Mount Lindeman - North Route via Center Creek FSR, June 2021
As any avid peak bagger in these parts knows, forest roads amount to essential infrastructure critical to the pursuit of our favorite pastime. Without active logging operations keeping the roads drivable, it's only a matter of time before they fall into disuse and are reclaimed by nature. Further deterioration caused by an increasing number of extreme weather events certainly doesn't help, and serves to remind us how fleeting this "infrastructure" can be. And so, motivated by reports of recent trail maintenance courtesy of the Chilliwack Outdoor Club, I jumped on the chance to tag Mount Lindeman. No time like the present given the FSR is (was?) still drivable, and the brush temporarily subdued!

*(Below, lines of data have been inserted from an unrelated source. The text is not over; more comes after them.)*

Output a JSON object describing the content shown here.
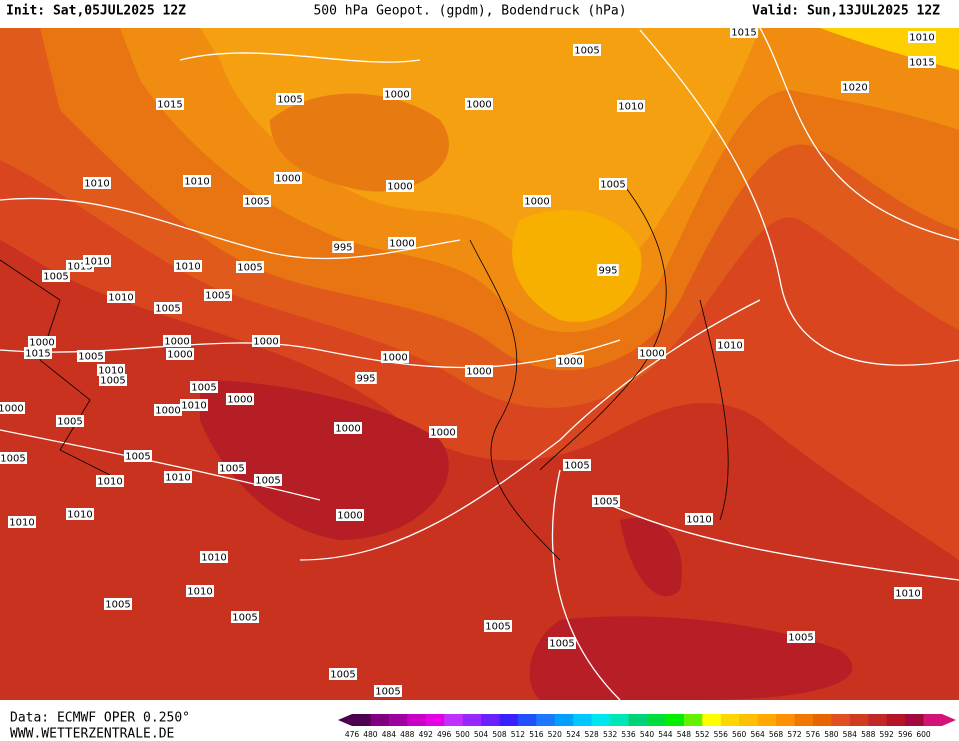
{
  "header": {
    "init": "Init: Sat,05JUL2025 12Z",
    "title": "500 hPa Geopot. (gpdm), Bodendruck (hPa)",
    "valid": "Valid: Sun,13JUL2025 12Z"
  },
  "footer": {
    "source": "Data: ECMWF OPER 0.250°",
    "website": "WWW.WETTERZENTRALE.DE"
  },
  "isobar_labels": [
    "1015",
    "1005",
    "1000",
    "1000",
    "1005",
    "1010",
    "1015",
    "1010",
    "1015",
    "1020",
    "1010",
    "1010",
    "1000",
    "1000",
    "1005",
    "1005",
    "1000",
    "995",
    "1000",
    "1015",
    "1010",
    "1005",
    "1010",
    "1005",
    "995",
    "1010",
    "1005",
    "1005",
    "1000",
    "1015",
    "1005",
    "1000",
    "1000",
    "1000",
    "1000",
    "1010",
    "1000",
    "995",
    "1000",
    "1000",
    "1010",
    "1005",
    "1005",
    "1000",
    "1010",
    "1000",
    "1000",
    "1005",
    "1000",
    "1000",
    "1005",
    "1005",
    "1005",
    "1005",
    "1010",
    "1010",
    "1005",
    "1005",
    "1010",
    "1010",
    "1000",
    "1010",
    "1010",
    "1010",
    "1005",
    "1010",
    "1005",
    "1005",
    "1005",
    "1005",
    "1005",
    "1005"
  ],
  "colorbar": {
    "labels": [
      476,
      480,
      484,
      488,
      492,
      496,
      500,
      504,
      508,
      512,
      516,
      520,
      524,
      528,
      532,
      536,
      540,
      544,
      548,
      552,
      556,
      560,
      564,
      568,
      572,
      576,
      580,
      584,
      588,
      592,
      596,
      600
    ],
    "colors": [
      "#4b0050",
      "#80007f",
      "#a000a0",
      "#c800c8",
      "#e600e6",
      "#c030ff",
      "#9628ff",
      "#6a20ff",
      "#3a20ff",
      "#2050ff",
      "#1e78ff",
      "#00a0ff",
      "#00c8ff",
      "#00e6f0",
      "#00e6b4",
      "#00d278",
      "#00dc3c",
      "#00f000",
      "#64f000",
      "#ffff00",
      "#ffd700",
      "#ffc000",
      "#ffa800",
      "#ff9000",
      "#f07800",
      "#e86400",
      "#e05020",
      "#d03c20",
      "#c02828",
      "#b41428",
      "#a00a3c",
      "#d21478"
    ]
  }
}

Not my first time in the general area, having scrambled nearby MacDonald Peak the previous summer. MacDonald (and adjacent Webb) are popular local objectives given their inclusion in SSWBC and good trail access from the Chilliwack Lake Provincial Park day-use parking area. Popularity aside, Lindeman is the highest and southernmost peak on the Center Creek-Chilliwack Lake Divide where both Mac'D and Webb are also found. Knowing this, it should come as no surprise that the views from Lindeman are considerably better than those from either of the others. The summit is about a mile as the crow flies from the US border, south of which an unobstructed panorama of familiar (to me) peaks and glaciers in the North Cascades National Park and beyond are be beheld! Won't rattle them all off this time - photos speak for themselves.
Straightforward navigation as far as approaches go starting from the current parking area at a large washout (passable to ATVs). Just follow the deactivated FSR up the valley for several km's to its end, then turn left up a worn path steeply through forest to reach a meadow in the hanging basin below Lindeman's north cirque. Up an obvious gully at right side of the headwall to reach the alpine bowl above, after which it's an easy cruise to the stunning west col. Then finally, up and right across the West Face aiming for the spot where the South Ridge pitches down and meets heather and rock slopes. Just a short scramble from there up along the ridge to summit proper. A point further north on the summit ridge seemed slightly higher (it apparently isn't), so I went over to check it out. Turns out that it is guarded by a very exposed notch that likely requires technical climbing to get in and back out of. Not today, or ever, so back to the true summit where I enjoyed a snack with a killer view! Around 8 - 9 hours round trip at an average pace and my customarily short(ish) summit stay.